Лошади содержались в загоне, окруженном забором из железной проволоки.

Колонисты жили тесным семейным кругом, вдали от городского шума. Здесь они могли забыть о страстях, эгоизме и безобразной жизни, которыми так бесславно известны крупные города.

Индейцы, эти неутомимые кочевники, которых ничто не может удержать на одном месте, однажды явились сюда, без всяких, конечно, дурных намерений.

Они обменялись дружескими приветствиями со своими братьями-белыми, отделили им часть только что добытой на охоте дичи и подарили несколько красивых одеяний, по индейскому обычаю, очень искусно сшитых из шкур бизона.

Разбив палатки, они развели огромные костры, на которых жарили мясо, плясали до упаду, угощали друг друга до пресыщения, пели песни и вели беседы самого фантастического характера.

После одной или двух недель шумного пиршества, гости сняли лагерь и умчались в глубь бесконечных прерий, чтобы снова внезапно появиться среди поселенцев Равнины Вех, так же внезапно исчезнуть и потом опять появиться.

Так, в полном довольстве, без малейшего горя, прошел целый год. Счастье было так безоблачно, что трудно было поверить в его продолжительность, особенно этим людям, которых всегда и всюду преследовали жизненные невзгоды и удары судьбы.

И действительно, этих достойных и благородных людей, которые уже победили, казалось, неумолимый рок, постигло страшное горе.

Постоянный прирост стад потребовал новых помощников, и Дэрош взял для присмотра за животными двух ковбоев, почти совсем одичавших на полной свободе.

Пастухов, вынужденных вести столь тяжелую и суровую жизнь, набирают по большей части из людей, выбитых из жизненной колеи и очутившихся на обширных равнинах Западной Америки из-за каких-нибудь грехов молодости, столкновений с правосудием или просто благодаря любви к приключениям.

Чтобы как-то существовать, они нанимаются на фермы: благо там не требуется никаких свидетельств и рекомендаций.

У вновь поступившего не спрашивают ни об его происхождении, ни о месте жительства, ни о роде занятий. От него лишь требуется умение владеть лассо для ловли животных и карабином для их защиты, а также способность просиживать по целым часам, дням и даже неделям в седле, не боясь ни зноя, ни холода, ни ветра, не страшась ни людей, ни диких зверей. Каждый, кто удовлетворяет этим условиям, может получить место с платой двадцать пять – тридцать долларов в месяц.

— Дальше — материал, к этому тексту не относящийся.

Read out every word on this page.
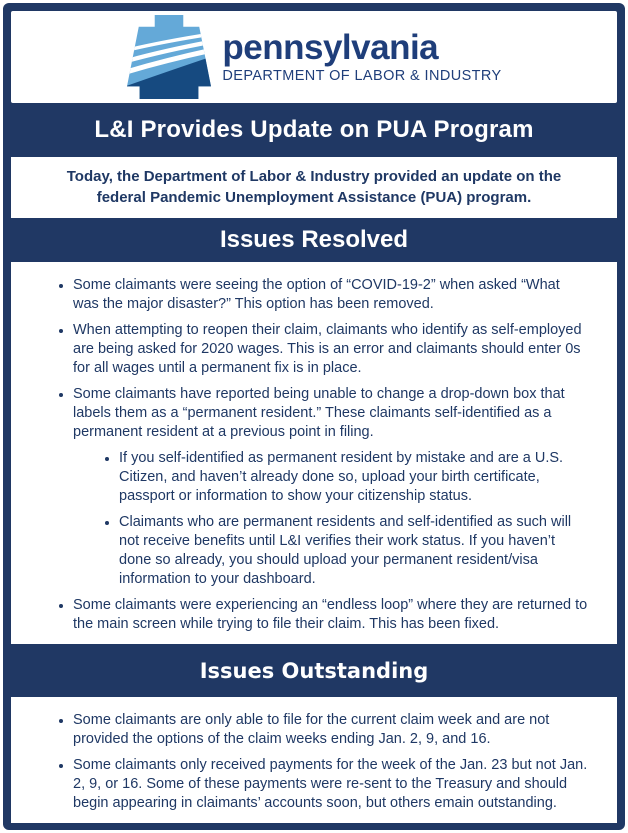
pennsylvania
DEPARTMENT OF LABOR & INDUSTRY
L&I Provides Update on PUA Program

Today, the Department of Labor & Industry provided an update on the federal Pandemic Unemployment Assistance (PUA) program.

Issues Resolved
• Some claimants were seeing the option of “COVID-19-2” when asked “What was the major disaster?” This option has been removed.
• When attempting to reopen their claim, claimants who identify as self-employed are being asked for 2020 wages. This is an error and claimants should enter 0s for all wages until a permanent fix is in place.
• Some claimants have reported being unable to change a drop-down box that labels them as a “permanent resident.” These claimants self-identified as a permanent resident at a previous point in filing.
• If you self-identified as permanent resident by mistake and are a U.S. Citizen, and haven’t already done so, upload your birth certificate, passport or information to show your citizenship status.
• Claimants who are permanent residents and self-identified as such will not receive benefits until L&I verifies their work status. If you haven’t done so already, you should upload your permanent resident/visa information to your dashboard.
• Some claimants were experiencing an “endless loop” where they are returned to the main screen while trying to file their claim. This has been fixed.
Issues Outstanding
• Some claimants are only able to file for the current claim week and are not provided the options of the claim weeks ending Jan. 2, 9, and 16.
• Some claimants only received payments for the week of the Jan. 23 but not Jan. 2, 9, or 16. Some of these payments were re-sent to the Treasury and should begin appearing in claimants’ accounts soon, but others emain outstanding.
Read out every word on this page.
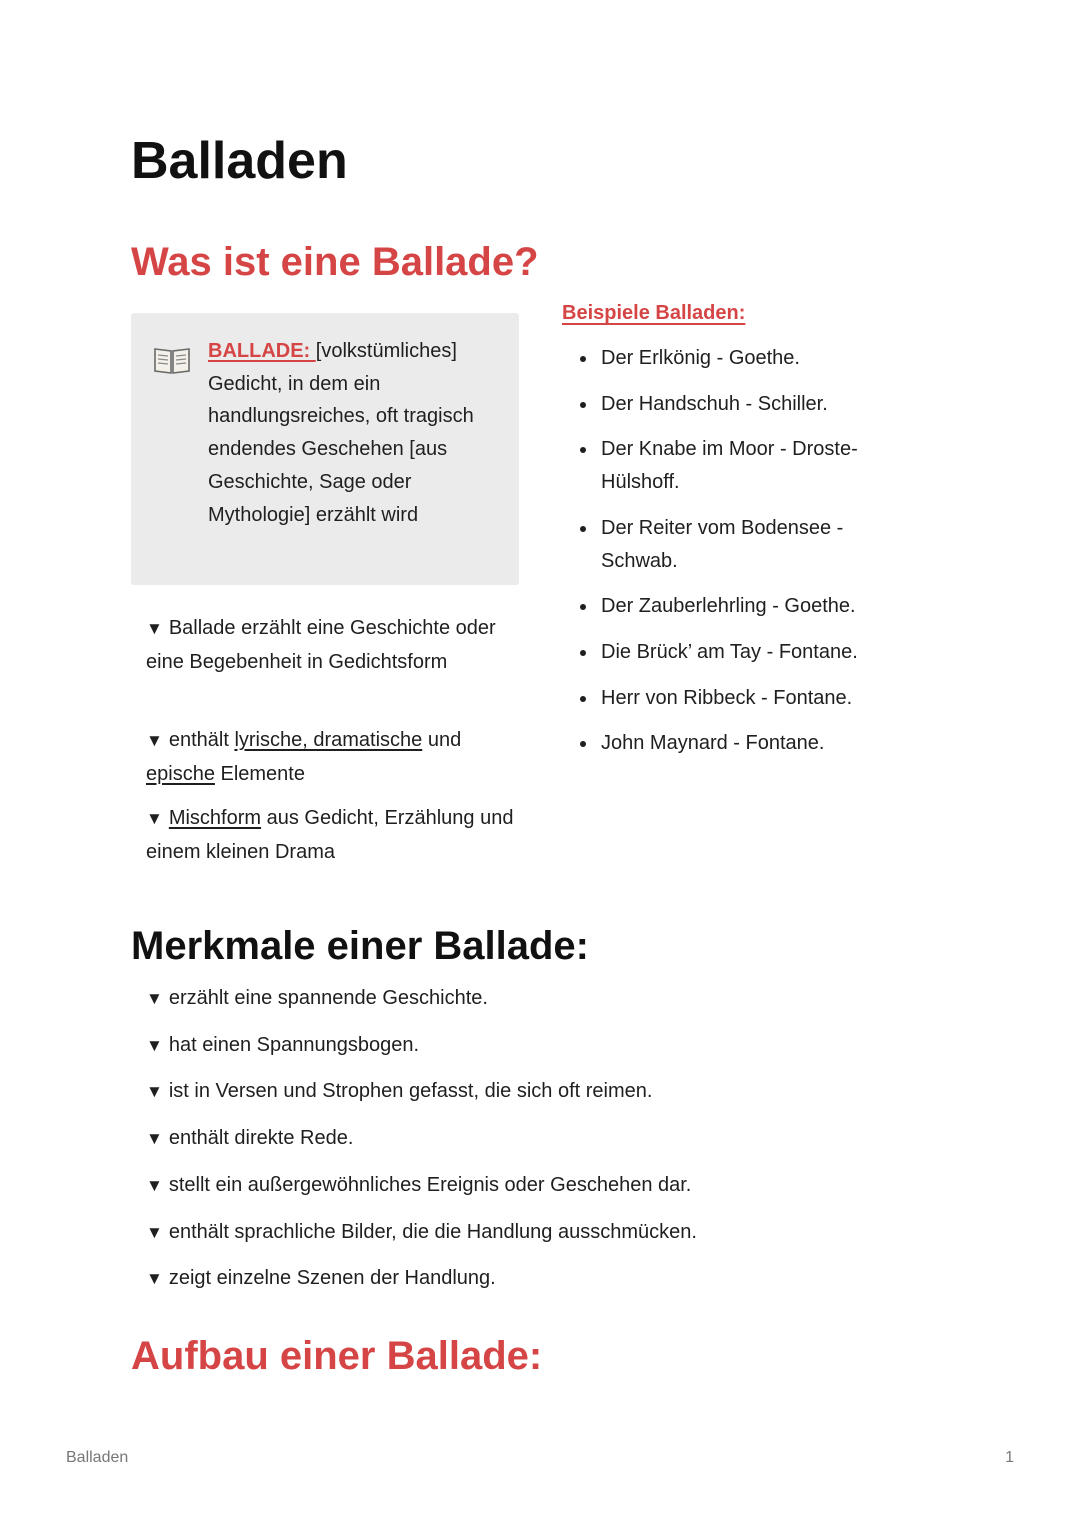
Balladen
Was ist eine Ballade?
BALLADE: [volkstümliches] Gedicht, in dem ein handlungsreiches, oft tragisch endendes Geschehen [aus Geschichte, Sage oder Mythologie] erzählt wird
▼ Ballade erzählt eine Geschichte oder eine Begebenheit in Gedichtsform
▼ enthält lyrische, dramatische und epische Elemente
▼ Mischform aus Gedicht, Erzählung und einem kleinen Drama
Beispiele Balladen:
Der Erlkönig - Goethe.
Der Handschuh - Schiller.
Der Knabe im Moor - Droste-Hülshoff.
Der Reiter vom Bodensee - Schwab.
Der Zauberlehrling - Goethe.
Die Brück’ am Tay - Fontane.
Herr von Ribbeck - Fontane.
John Maynard - Fontane.
Merkmale einer Ballade:
▼ erzählt eine spannende Geschichte.
▼ hat einen Spannungsbogen.
▼ ist in Versen und Strophen gefasst, die sich oft reimen.
▼ enthält direkte Rede.
▼ stellt ein außergewöhnliches Ereignis oder Geschehen dar.
▼ enthält sprachliche Bilder, die die Handlung ausschmücken.
▼ zeigt einzelne Szenen der Handlung.
Aufbau einer Ballade:
Balladen	1
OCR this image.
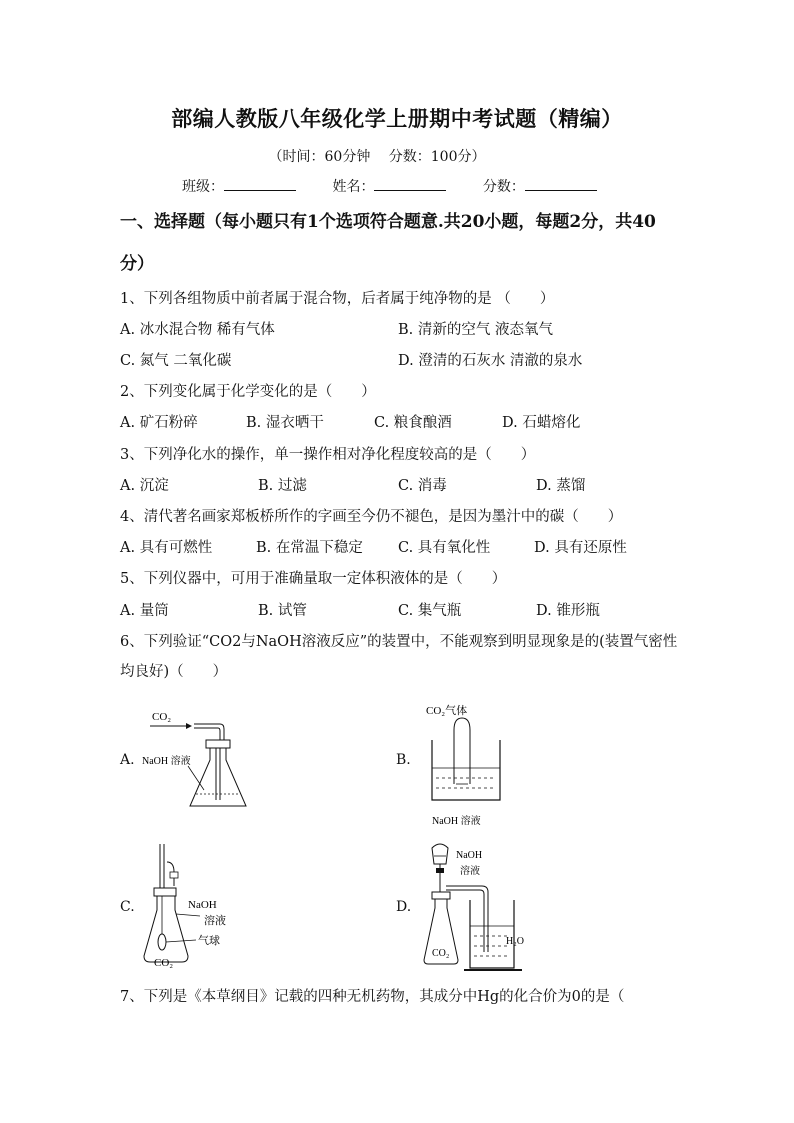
部编人教版八年级化学上册期中考试题（精编）
（时间：60分钟　 分数：100分）
班级：	姓名：	分数：
一、选择题（每小题只有1个选项符合题意.共20小题，每题2分，共40分）
1、下列各组物质中前者属于混合物，后者属于纯净物的是 （　　）
A. 冰水混合物 稀有气体	B. 清新的空气 液态氧气
C. 氮气 二氧化碳	D. 澄清的石灰水 清澈的泉水
2、下列变化属于化学变化的是（　　）
A. 矿石粉碎	B. 湿衣晒干	C. 粮食酿酒	D. 石蜡熔化
3、下列净化水的操作，单一操作相对净化程度较高的是（　　）
A. 沉淀	B. 过滤	C. 消毒	D. 蒸馏
4、清代著名画家郑板桥所作的字画至今仍不褪色，是因为墨汁中的碳（　　）
A. 具有可燃性	B. 在常温下稳定 C. 具有氧化性	D. 具有还原性
5、下列仪器中，可用于准确量取一定体积液体的是（　　）
A. 量筒	B. 试管	C. 集气瓶	D. 锥形瓶
6、下列验证“CO2与NaOH溶液反应”的装置中，不能观察到明显现象是的(装置气密性均良好)（　　）
A.	B.
C.	D.
CO₂
NaOH 溶液
CO₂气体
NaOH 溶液
NaOH
溶液
气球
CO₂
NaOH
溶液
CO₂
H₂O
7、下列是《本草纲目》记载的四种无机药物，其成分中Hg的化合价为0的是（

Среди ковбоев встречаются забияки, горькие пьяницы, но только не лентяи. Но зато среди этих выбитых из колеи людей и неисправимых бродяг очень много честных малых с профессиональным самолюбием.

Несмотря на привычку к излишествам, когда карман не пуст, ковбой является образцом честности, упорства в труде и энергии, когда он принимается работать.

Таковы в основном члены корпорации ковбоев, отчасти напоминающей французский легион, состоящий исключительно из иностранцев, но представляющий собой, несмотря на это, нечто цельное и стройное.

К сожалению, к этой буйной, но очень честной корпорации пристают иногда негодяи, бросающие на нее тень.

Два ковбоя ранчо Монмартр не составляли, казалось, никакого исключения из общего правила и были не лучше и не хуже своих товарищей.

Они обнаруживали самую горячую привязанность к детям и заботились о них, чему родители были очень рады.

Иногда маленькому Марселю, которому уже нравились лошади, оружие и вообще физические упражнения, позволяли сопровождать то одного, то другого из них куда-нибудь в окрестности.

Ковбой сажал Марселя впереди и несся во весь опор, а мальчик, чувствовавший себя счастливым, весело кричал: «Браво! Еще! Еще!»

Однажды оба ковбоя уехали с мальчиком и долго не возвращались. Обычно они отлучались не более чем на час, но наступил вечер, а их все не было.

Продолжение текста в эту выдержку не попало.